Based on discussions with large institutional investors, it is apparent that many are struggling with both the degree of importance to attribute to these items in their investment decisions, as well as how to evaluate individual strategies and measure their impact. Investors continue to wrestle with determining what metrics are meaningful in the new paradigm; the search for consistent data with which to compare systems continues. Investors find Medicare data difficult to use and hard to connect to financial performance, and continue the search for something better.
The most important thing to investors is that providers communicate their strategy clearly in the context of their local market characteristics. One investor summed it all up this way: “I want them to be able to articulate how their system fits in the new paradigm and the actions they are taking to get to where they need to be.”
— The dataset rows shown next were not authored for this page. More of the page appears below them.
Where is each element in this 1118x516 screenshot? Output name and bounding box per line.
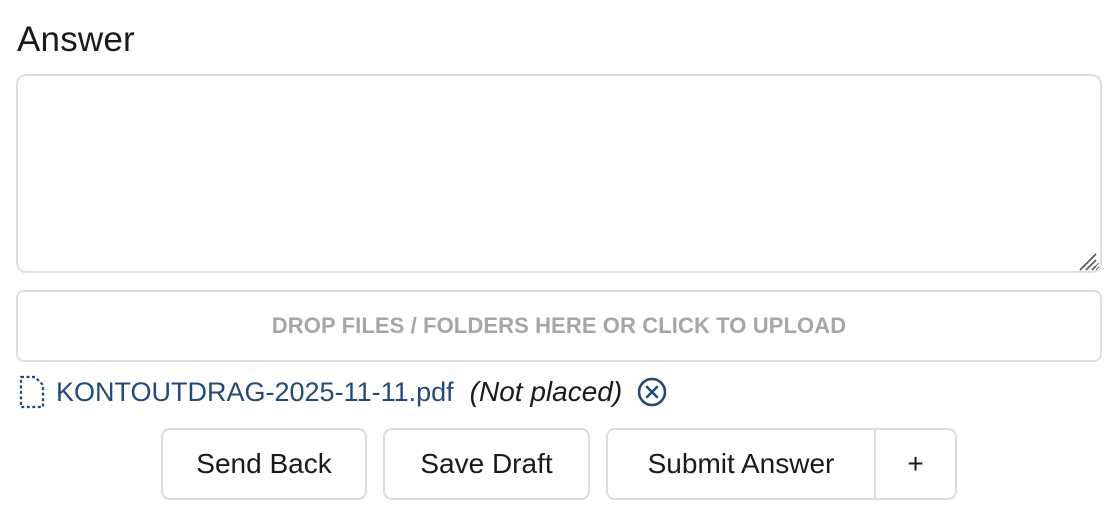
attachment-filename[interactable]: KONTOUTDRAG-2025-11-11.pdf: [56, 377, 454, 408]
submit-more-options-button[interactable]: +: [874, 428, 957, 500]
send-back-button[interactable]: Send Back: [161, 428, 367, 500]
save-draft-button[interactable]: Save Draft: [383, 428, 590, 500]
attachment-item: KONTOUTDRAG-2025-11-11.pdf (Not placed): [18, 372, 668, 412]
dropzone-label: DROP FILES / FOLDERS HERE OR CLICK TO UP…: [271, 313, 847, 338]
file-icon: [19, 375, 45, 409]
attachment-status: (Not placed): [469, 376, 623, 407]
file-dropzone[interactable]: DROP FILES / FOLDERS HERE OR CLICK TO UP…: [16, 290, 1102, 362]
answer-textarea[interactable]: [16, 74, 1102, 273]
resize-grip-icon[interactable]: [1076, 250, 1098, 272]
submit-answer-button[interactable]: Submit Answer: [606, 428, 876, 500]
answer-heading: Answer: [17, 20, 135, 59]
remove-circle-x-icon[interactable]: [636, 376, 668, 408]
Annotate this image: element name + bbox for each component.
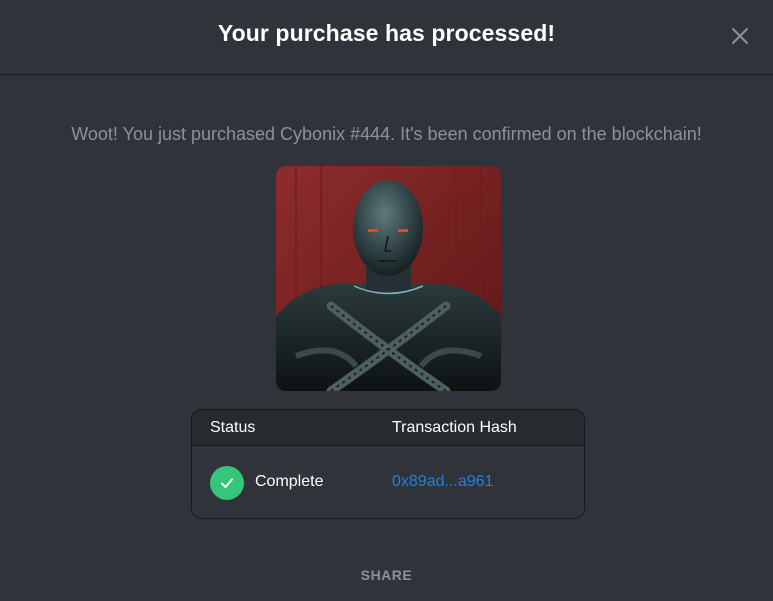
status-column-header: Status — [210, 419, 256, 436]
checkmark-icon — [210, 466, 244, 500]
transaction-hash-link[interactable]: 0x89ad...a961 — [392, 473, 493, 491]
nft-image — [276, 166, 501, 391]
hash-column-header: Transaction Hash — [392, 419, 517, 436]
close-button[interactable] — [726, 22, 754, 50]
modal-header: Your purchase has processed! — [0, 0, 773, 75]
table-header: Status Transaction Hash — [192, 410, 584, 446]
status-value: Complete — [255, 473, 324, 490]
share-button[interactable]: SHARE — [0, 567, 773, 583]
modal-title: Your purchase has processed! — [217, 20, 556, 46]
close-icon — [732, 28, 748, 44]
table-row: Complete 0x89ad...a961 — [192, 446, 584, 518]
purchase-success-modal: Your purchase has processed! Woot! You j… — [0, 0, 773, 601]
purchase-message: Woot! You just purchased Cybonix #444. I… — [71, 124, 702, 144]
transaction-table: Status Transaction Hash Complete 0x89ad.… — [191, 409, 585, 519]
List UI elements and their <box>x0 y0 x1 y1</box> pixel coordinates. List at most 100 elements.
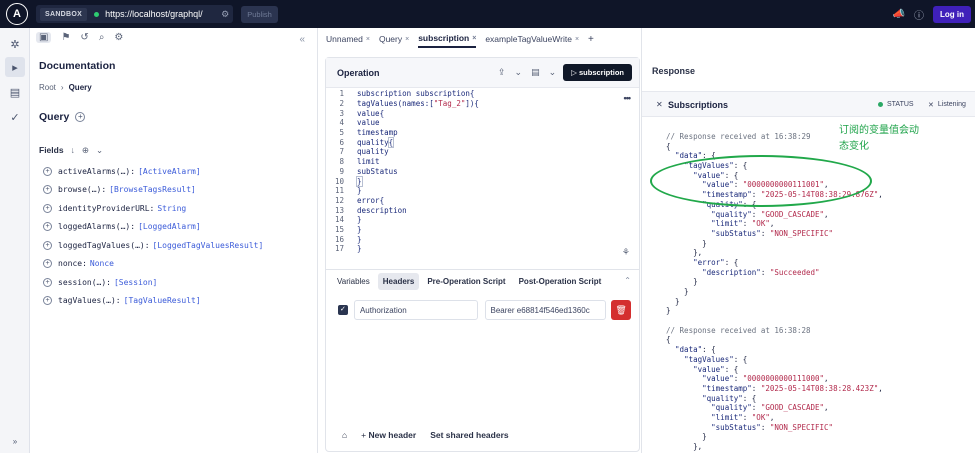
add-field-icon[interactable]: + <box>43 203 52 213</box>
apollo-logo-icon[interactable]: A <box>6 3 28 25</box>
code-line: 6 quality{ <box>326 136 639 148</box>
field-list: + activeAlarms(…): [ActiveAlarm] + browse(…)… <box>43 162 263 310</box>
json-value: "GOOD_CASCADE" <box>760 403 825 413</box>
add-field-icon[interactable]: + <box>43 185 52 195</box>
response-title: Response <box>652 66 696 76</box>
expand-rail-icon[interactable]: » <box>5 431 25 451</box>
code-line: 3 value{ <box>326 108 639 118</box>
history-icon[interactable]: ↺ <box>80 32 88 43</box>
line-number: 11 <box>334 186 344 196</box>
delete-header-button[interactable]: 🗑 <box>611 300 631 320</box>
collapse-panel-icon[interactable]: « <box>299 34 305 45</box>
field-item[interactable]: + loggedTagValues(…): [LoggedTagValuesResu… <box>43 236 263 255</box>
response-comment: // Response received at 16:38:28 <box>666 325 811 335</box>
add-field-icon[interactable]: + <box>43 259 52 269</box>
field-item[interactable]: + browse(…): [BrowseTagsResult] <box>43 181 263 200</box>
field-name: browse(…): <box>58 185 107 195</box>
response-line <box>666 316 883 326</box>
checks-icon[interactable]: ✓ <box>5 107 25 127</box>
settings-icon[interactable]: ⚙ <box>114 32 123 43</box>
line-number: 12 <box>334 195 344 205</box>
collapse-chevron-icon[interactable]: ⌃ <box>624 276 631 285</box>
field-item[interactable]: + session(…): [Session] <box>43 273 263 292</box>
close-tab-icon[interactable]: × <box>472 35 476 42</box>
schema-icon[interactable]: ✲ <box>5 34 25 54</box>
add-field-icon[interactable]: + <box>43 166 52 176</box>
field-item[interactable]: + nonce: Nonce <box>43 255 263 274</box>
tab-variables[interactable]: Variables <box>332 273 375 290</box>
close-tab-icon[interactable]: × <box>575 36 579 43</box>
annotation-note: 订阅的变量值会动 态变化 <box>839 123 959 155</box>
tab-label: subscription <box>418 33 470 43</box>
collections-icon[interactable]: ▤ <box>5 82 25 102</box>
chevron-down-icon[interactable]: ⌄ <box>549 67 557 78</box>
add-all-fields-icon[interactable]: + <box>75 112 86 122</box>
response-line: } <box>666 306 671 316</box>
query-heading: Query + <box>39 111 86 123</box>
tab-subscription[interactable]: subscription × <box>418 30 477 48</box>
tab-query[interactable]: Query × <box>379 30 409 48</box>
top-bar: A SANDBOX https://localhost/graphql/ ⚙ P… <box>0 0 975 28</box>
search-icon[interactable]: ⌕ <box>99 32 105 43</box>
login-button[interactable]: Log in <box>933 5 971 23</box>
new-header-button[interactable]: + New header <box>361 430 416 440</box>
chevron-down-icon[interactable]: ⌄ <box>96 145 103 156</box>
share-icon[interactable]: ⇪ <box>498 67 506 78</box>
code-text: } <box>348 175 363 187</box>
field-item[interactable]: + activeAlarms(…): [ActiveAlarm] <box>43 162 263 181</box>
tab-exampletagvaluewrite[interactable]: exampleTagValueWrite × <box>485 30 579 48</box>
docs-title: Documentation <box>39 60 116 72</box>
header-enabled-checkbox[interactable]: ✓ <box>338 305 348 315</box>
sort-icon[interactable]: ↓ <box>71 145 75 156</box>
connection-settings-icon[interactable]: ⚙ <box>221 9 229 20</box>
save-icon[interactable]: ▤ <box>531 67 540 78</box>
run-subscription-button[interactable]: ▷ subscription <box>563 64 632 81</box>
json-key: "limit" <box>711 219 743 229</box>
add-field-icon[interactable]: + <box>43 277 52 287</box>
code-text: error{ <box>357 195 385 205</box>
tab-pre-operation-script[interactable]: Pre-Operation Script <box>422 273 510 290</box>
help-icon[interactable]: ⓘ <box>914 7 924 22</box>
publish-button[interactable]: Publish <box>241 5 278 23</box>
response-line: } <box>666 238 707 248</box>
close-subscriptions-icon[interactable]: ✕ <box>656 100 663 109</box>
field-type: Nonce <box>89 259 114 269</box>
endpoint-url-input[interactable]: https://localhost/graphql/ <box>105 9 217 19</box>
operation-editor[interactable]: 1 subscription subscription{2 tagValues(na… <box>326 89 639 254</box>
add-field-icon[interactable]: + <box>43 222 52 232</box>
add-field-icon[interactable]: + <box>43 296 52 306</box>
chevron-down-icon[interactable]: ⌄ <box>515 67 523 78</box>
field-item[interactable]: + identityProviderURL: String <box>43 199 263 218</box>
bookmark-icon[interactable]: ⚑ <box>61 32 70 43</box>
docs-icon[interactable]: ▣ <box>36 32 52 43</box>
header-key-input[interactable]: Authorization <box>353 300 478 320</box>
response-line: }, <box>666 442 703 451</box>
string-literal: "Tag_2" <box>433 99 466 109</box>
header-value-input[interactable]: Bearer e68814f546ed1360c <box>484 300 607 320</box>
prettify-icon[interactable]: ⚘ <box>622 247 630 258</box>
code-text: description <box>357 205 407 215</box>
announcements-icon[interactable]: 📣 <box>893 9 905 20</box>
response-line: "timestamp": "2025-05-14T08:38:28.423Z", <box>702 383 883 393</box>
add-field-icon[interactable]: + <box>43 240 52 250</box>
stop-listening-button[interactable]: ✕ Listening <box>928 101 966 109</box>
field-type: [Session] <box>113 277 158 287</box>
header-options-icon[interactable]: ⌂ <box>342 430 347 440</box>
tab-headers[interactable]: Headers <box>377 273 420 290</box>
set-shared-headers-button[interactable]: Set shared headers <box>430 430 508 440</box>
json-value: "0000000000111000" <box>742 374 825 384</box>
add-tab-icon[interactable]: + <box>588 34 594 45</box>
field-item[interactable]: + loggedAlarms(…): [LoggedAlarm] <box>43 218 263 237</box>
tab-post-operation-script[interactable]: Post-Operation Script <box>514 273 607 290</box>
close-tab-icon[interactable]: × <box>405 36 409 43</box>
add-field-icon[interactable]: ⊕ <box>82 145 89 156</box>
explorer-icon[interactable]: ▸ <box>5 57 25 77</box>
status-indicator: STATUS <box>878 101 914 108</box>
header-row: ✓ Authorization Bearer e68814f546ed1360c… <box>338 300 631 320</box>
code-line: 7 quality <box>326 147 639 157</box>
line-number: 14 <box>334 215 344 225</box>
close-tab-icon[interactable]: × <box>366 36 370 43</box>
tab-unnamed[interactable]: Unnamed × <box>326 30 370 48</box>
field-item[interactable]: + tagValues(…): [TagValueResult] <box>43 292 263 311</box>
breadcrumb-root[interactable]: Root <box>39 83 56 92</box>
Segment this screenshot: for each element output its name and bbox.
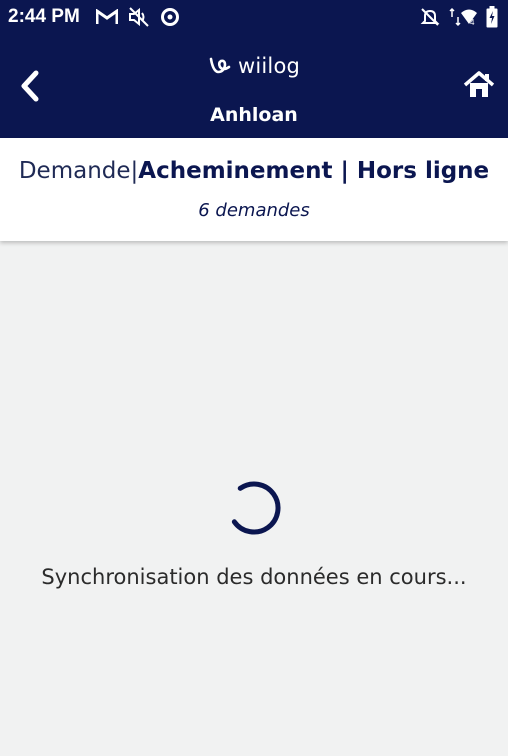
svg-text:4: 4 (470, 18, 475, 27)
brand-name: wiilog (237, 54, 301, 78)
header-title-demande: Demande (18, 158, 131, 184)
home-icon (463, 71, 495, 97)
status-time: 2:44 PM (8, 6, 80, 27)
brand-logo: wiilog (0, 54, 508, 78)
home-button[interactable] (462, 70, 496, 100)
wiilog-logo-icon (209, 57, 231, 74)
wifi-icon: 4 (448, 7, 478, 27)
header-title: Demande|Acheminement | Hors ligne (0, 158, 508, 184)
status-right: 4 (412, 6, 498, 28)
sync-message: Synchronisation des données en cours... (41, 565, 467, 589)
header-card: Demande|Acheminement | Hors ligne 6 dema… (0, 138, 508, 241)
gmail-icon (95, 9, 118, 25)
data-saver-icon (160, 7, 180, 27)
status-bar: 2:44 PM 4 (0, 0, 508, 34)
notifications-off-icon (420, 7, 440, 27)
battery-icon (486, 6, 498, 28)
top-bar: wiilog Anhloan (0, 34, 508, 138)
site-name: Anhloan (210, 104, 298, 126)
loading-spinner (226, 480, 282, 536)
mute-icon (128, 7, 150, 27)
header-subtitle: 6 demandes (198, 200, 310, 221)
status-left: 2:44 PM (8, 6, 190, 28)
header-title-acheminement: Acheminement | Hors ligne (138, 158, 490, 184)
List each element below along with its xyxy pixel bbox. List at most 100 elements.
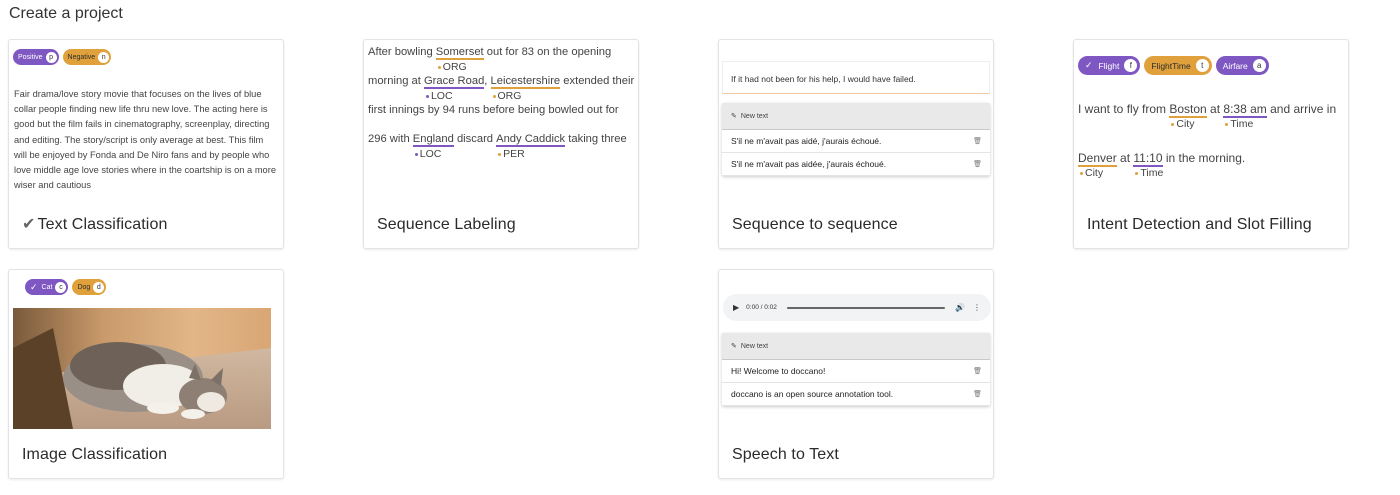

The inability to articulate a clear vision in this regard seems to be the biggest red flag to investors. If management feels they are immune to the changes going on in the industry, they are viewed as having their head in the sand. There remains a healthy skepticism regarding the payback on investments in physician integration and information systems, and there is definitely hesitation regarding big bets on insurance products. Management’s track record, depth and expertise buy a lot of leeway with regard to concern over the investment in and transition to population health.
Eventually, health systems will fail or succeed based upon their ability to manage the health and wellness of a population rather than by simply providing episodic care. A significant factor is the insurance function. The divergence in strategies among large, well-run health systems related to their future role in insurance is perhaps the largest ever. Some systems are starting their own health plans; others believe that it should remain a separate business. While insurance becomes more of a financing vehicle or administrative function as providers assume more risk, having this capability in certain markets can be an important determinant of the ability to move upstream on the premium dollar. Hearing systems articulate their insurance strategies at this year’s conference is sure to provide a lot to consider.
The impact of consumerism to date has been minimal, but is sure to accelerate with the growth of high deductible plans and investments being made by large corporations and savvy investors in new (and potentially disruptive) technologies. With huge leaps being made in these areas and the growing comfort of society with using these tools, it should be expected that there will eventually be breakthroughs that affect the purchase of health care to the same degree that Uber has changed the taxi and limousine businesses. The fact that Atul Gawande’s “Being Mortal” is on The New York Times best seller list is indicative of an increased interest in being informed and more engaged health care consumers.
Again this year I feel fortunate to be in a business that remains dynamic, and materially impacts the individual people that form the communities in which we live. Last week I sat in a business meeting with a group of health system CEO’s, one of which brought an expert in hospice and palliative care to discuss end-of-life care. The subsequent discussion and exercise was excellent and instantly turned a business discussion into one that became intensely personal and meaningful. It served as a reminder of the important work that is done by my clients every day, adding a sense of purpose by playing a role in their progress and success. I look forward to seeing many of you at our conference in a few weeks, and remind you to take the time to effectively communicate your accomplishments and challenges to those who invest in your organizations — they can be meaningful and helpful partners in your future.
James M. Molloy is managing director, Citigroup Global Markets Inc.